Ball played in the NFL for 13 seasons. He recorded 32.5 sacks during his career, most of them coming as a nose tackle with the Detroit Lions. Despite this fact, Ball spent his entire career being double teamed and often triple teamed by opposing teams. Ball's dominance was such a force that teams would realign their best players to help centers deal with the pressure Ball kept on the middle of the offense. Known mostly as a run stuffer later in his career, he has been considered one of the best nose tackles of this era.

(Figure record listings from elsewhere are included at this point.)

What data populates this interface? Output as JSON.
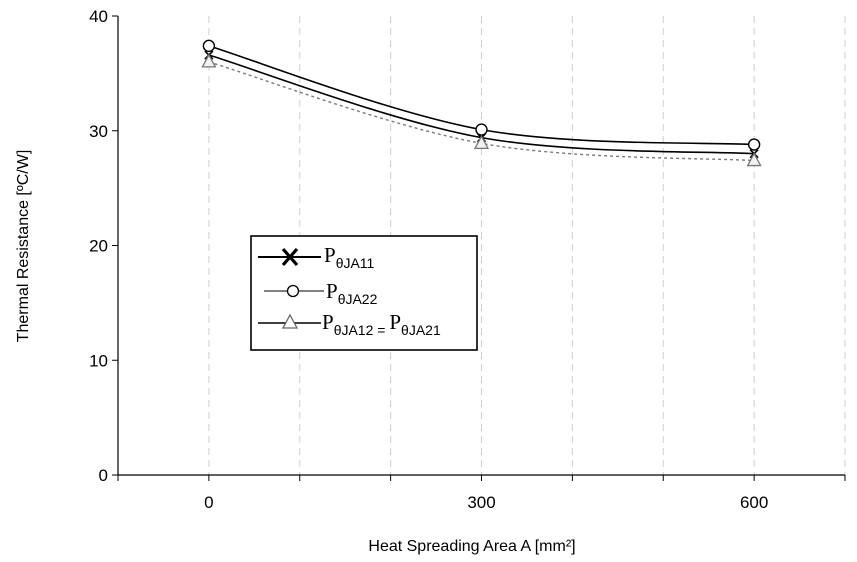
{
  "chart_data": {
    "type": "line",
    "xlabel": "Heat Spreading Area A [mm²]",
    "ylabel": "Thermal Resistance [ºC/W]",
    "x_ticks": [
      "0",
      "300",
      "600"
    ],
    "y_ticks": [
      "0",
      "10",
      "20",
      "30",
      "40"
    ],
    "xlim": [
      -100,
      700
    ],
    "ylim": [
      0,
      40
    ],
    "grid": "vertical dashed",
    "legend_position": "center-left",
    "x": [
      0,
      300,
      600
    ],
    "series": [
      {
        "key": "s11",
        "legend_main": "P",
        "legend_sub": "θJA11",
        "values": [
          36.6,
          29.4,
          28.0
        ],
        "marker": "x",
        "color": "#000000"
      },
      {
        "key": "s22",
        "legend_main": "P",
        "legend_sub": "θJA22",
        "values": [
          37.4,
          30.1,
          28.8
        ],
        "marker": "circle",
        "color": "#000000"
      },
      {
        "key": "s12",
        "legend_main": "P",
        "legend_sub": "θJA12 = ",
        "legend_main2": "P",
        "legend_sub2": "θJA21",
        "values": [
          36.0,
          28.9,
          27.4
        ],
        "marker": "triangle",
        "color": "#808080"
      }
    ]
  }
}
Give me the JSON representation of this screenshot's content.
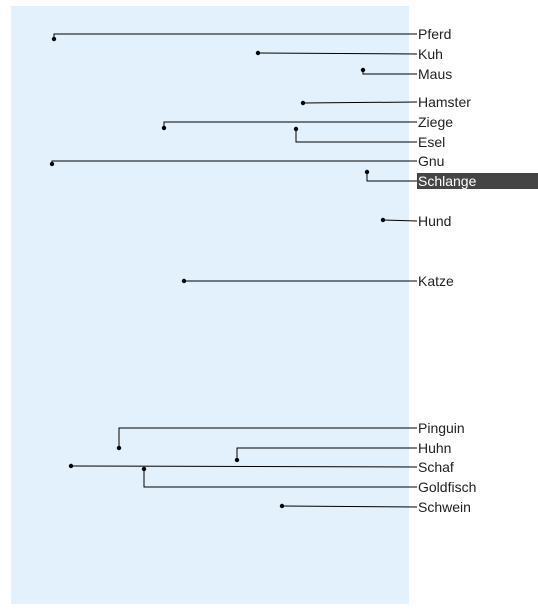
{
  "colors": {
    "canvas_bg": "#e2f1fb",
    "line": "#000000",
    "selected_bg": "#454545",
    "selected_fg": "#ffffff"
  },
  "nodes": [
    {
      "name": "node-pferd",
      "label": "Pferd"
    },
    {
      "name": "node-kuh",
      "label": "Kuh"
    },
    {
      "name": "node-maus",
      "label": "Maus"
    },
    {
      "name": "node-hamster",
      "label": "Hamster"
    },
    {
      "name": "node-ziege",
      "label": "Ziege"
    },
    {
      "name": "node-esel",
      "label": "Esel"
    },
    {
      "name": "node-gnu",
      "label": "Gnu"
    },
    {
      "name": "node-schlange",
      "label": "Schlange",
      "selected": true
    },
    {
      "name": "node-hund",
      "label": "Hund"
    },
    {
      "name": "node-katze",
      "label": "Katze"
    },
    {
      "name": "node-pinguin",
      "label": "Pinguin"
    },
    {
      "name": "node-huhn",
      "label": "Huhn"
    },
    {
      "name": "node-schaf",
      "label": "Schaf"
    },
    {
      "name": "node-goldfisch",
      "label": "Goldfisch"
    },
    {
      "name": "node-schwein",
      "label": "Schwein"
    }
  ]
}
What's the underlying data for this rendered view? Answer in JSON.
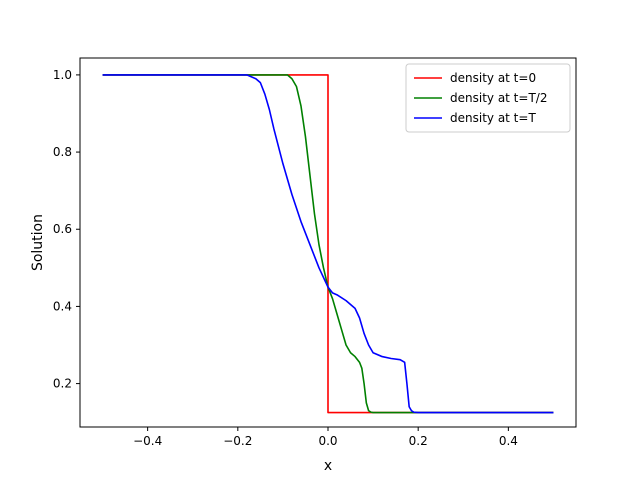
{
  "chart_data": {
    "type": "line",
    "title": "",
    "xlabel": "x",
    "ylabel": "Solution",
    "xlim": [
      -0.55,
      0.55
    ],
    "ylim": [
      0.0875,
      1.0438
    ],
    "xticks": [
      -0.4,
      -0.2,
      0.0,
      0.2,
      0.4
    ],
    "xtick_labels": [
      "−0.4",
      "−0.2",
      "0.0",
      "0.2",
      "0.4"
    ],
    "yticks": [
      0.2,
      0.4,
      0.6,
      0.8,
      1.0
    ],
    "ytick_labels": [
      "0.2",
      "0.4",
      "0.6",
      "0.8",
      "1.0"
    ],
    "grid": false,
    "legend_position": "top-right",
    "series": [
      {
        "name": "density at t=0",
        "color": "#ff0000",
        "x": [
          -0.5,
          0.0,
          0.0,
          0.5
        ],
        "y": [
          1.0,
          1.0,
          0.125,
          0.125
        ]
      },
      {
        "name": "density at t=T/2",
        "color": "#008000",
        "x": [
          -0.5,
          -0.09,
          -0.08,
          -0.07,
          -0.06,
          -0.05,
          -0.04,
          -0.03,
          -0.02,
          -0.01,
          0.0,
          0.01,
          0.02,
          0.03,
          0.04,
          0.05,
          0.06,
          0.07,
          0.075,
          0.08,
          0.085,
          0.09,
          0.095,
          0.1,
          0.11,
          0.5
        ],
        "y": [
          1.0,
          1.0,
          0.99,
          0.97,
          0.92,
          0.84,
          0.74,
          0.64,
          0.56,
          0.5,
          0.45,
          0.42,
          0.38,
          0.34,
          0.3,
          0.28,
          0.27,
          0.255,
          0.24,
          0.2,
          0.15,
          0.13,
          0.126,
          0.125,
          0.125,
          0.125
        ]
      },
      {
        "name": "density at t=T",
        "color": "#0000ff",
        "x": [
          -0.5,
          -0.18,
          -0.16,
          -0.15,
          -0.14,
          -0.13,
          -0.12,
          -0.1,
          -0.08,
          -0.06,
          -0.04,
          -0.02,
          0.0,
          0.01,
          0.02,
          0.04,
          0.06,
          0.07,
          0.08,
          0.09,
          0.1,
          0.12,
          0.14,
          0.16,
          0.17,
          0.175,
          0.18,
          0.185,
          0.19,
          0.2,
          0.5
        ],
        "y": [
          1.0,
          1.0,
          0.99,
          0.98,
          0.95,
          0.91,
          0.86,
          0.77,
          0.69,
          0.62,
          0.56,
          0.5,
          0.45,
          0.435,
          0.43,
          0.415,
          0.395,
          0.37,
          0.33,
          0.3,
          0.28,
          0.27,
          0.265,
          0.262,
          0.255,
          0.2,
          0.14,
          0.13,
          0.126,
          0.125,
          0.125
        ]
      }
    ]
  }
}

Anchoring the Minnesota Viking defense alongside John Randle, also a Pro Bowl defensive tackle, Ball re-emerged as a leader and dominant force on the Vikings 15–1 record setting team.

Pre-draft measurables
| Height | Weight | Arm length | Hand span | 40-yard dash | 10-yard split | 20-yard split | 20-yard shuttle | Vertical jump | Broad jump | Bench press |
| 6 ft 0+1⁄8 in (1.83 m) | 292 lb (132 kg) | 31+1⁄4 in (0.79 m) | 9 in (0.23 m) | 5.14 s | 1.78 s | 2.97 s | 4.77 s | 24.0 in (0.61 m) | 8 ft 0 in (2.44 m) | 23 reps |
All values from NFL Combine

==NFL career statistics==

Legend
| Bold | Career high |

===Regular season===

| Year | Team | Games |  | Tackles |  |  |  | Interceptions |  |  |  | Fumbles |  |  |  |
| GP | GS | Comb | Solo | Ast | Sck | Int | Yds | TD | Lng | FF | FR | Yds | TD |
| 1987 | DET | 12 | 12 | 36 | — | — | 1.0 | 0 | 0 | 0 | 0 | 0 | 0 | 0 | 0 |
| 1988 | DET | 16 | 16 | 68 | — | — | 2.0 | 0 | 0 | 0 | 0 | 0 | 0 | 0 | 0 |
| 1989 | DET | 16 | 16 | 73 | — | — | 9.0 | 0 | 0 | 0 | 0 | 0 | 3 | 0 | 0 |
| 1990 | DET | 15 | 15 | 50 | — | — | 2.0 | 0 | 0 | 0 | 0 | 0 | 0 | 0 | 0 |
| 1991 | DET | 13 | 13 | 36 | — | — | 2.0 | 0 | 0 | 0 | 0 | 1 | 0 | 0 | 0 |
| 1992 | DET | 12 | 12 | 43 | — | — | 2.5 | 0 | 0 | 0 | 0 | 0 | 3 | 21 | 1 |
| 1993 | CLE | 16 | 7 | 46 | — | — | 3.0 | 0 | 0 | 0 | 0 | 2 | 0 | 0 | 0 |
| 1994 | RAI | 16 | 14 | 52 | 44 | 8 | 3.0 | 0 | 0 | 0 | 0 | 0 | 1 | 0 | 0 |
| 1995 | OAK | 15 | 14 | 41 | 33 | 8 | 3.0 | 0 | 0 | 0 | 0 | 1 | 1 | 0 | 0 |
| 1996 | OAK | 16 | 0 | 26 | 22 | 4 | 3.0 | 1 | 66 | 1 | 66 | 0 | 1 | 0 | 0 |
| 1997 | MIN | 12 | 6 | 30 | 17 | 13 | 0.0 | 0 | 0 | 0 | 0 | 0 | 2 | 0 | 0 |
| 1998 | MIN | 16 | 16 | 31 | 24 | 7 | 0.0 | 0 | 0 | 0 | 0 | 1 | 1 | 0 | 0 |
| 1999 | MIN | 13 | 10 | 24 | 16 | 8 | 1.0 | 0 | 0 | 0 | 0 | 0 | 0 | 0 | 0 |
| CLE | 3 | 3 | 1 | 1 | 0 | 1.0 | 0 | 0 | 0 | 0 | 0 | 0 | 0 | 0 |
|  |  | 191 | 154 | 557 | 157 | 48 | 32.5 | 1 | 66 | 1 | 66 | 5 | 12 | 21 | 1 |

===Playoffs===

| Year | Team | Games |  | Tackles |  |  |  | Interceptions |  |  |  | Fumbles |  |  |  |
| GP | GS | Comb | Solo | Ast | Sck | Int | Yds | TD | Lng | FF | FR | Yds | TD |
| 1997 | MIN | 2 | 2 | 6 | 3 | 3 | 0.0 | 0 | 0 | 0 | 0 | 0 | 1 | 0 | 0 |
| 1998 | MIN | 2 | 2 | 3 | 2 | 1 | 0.0 | 0 | 0 | 0 | 0 | 0 | 0 | 0 | 0 |
| 1999 | MIN | 2 | 1 | 1 | 1 | 0 | 0.0 | 0 | 0 | 0 | 0 | 0 | 0 | 0 | 0 |
|  |  | 6 | 5 | 10 | 6 | 4 | 0.0 | 0 | 0 | 0 | 0 | 0 | 1 | 0 | 0 |

==Personal life==
Ball became a member of Omega Psi Phi fraternity at Southern Methodist University Spring 1984.

Ball has three daughters and four grandchildren.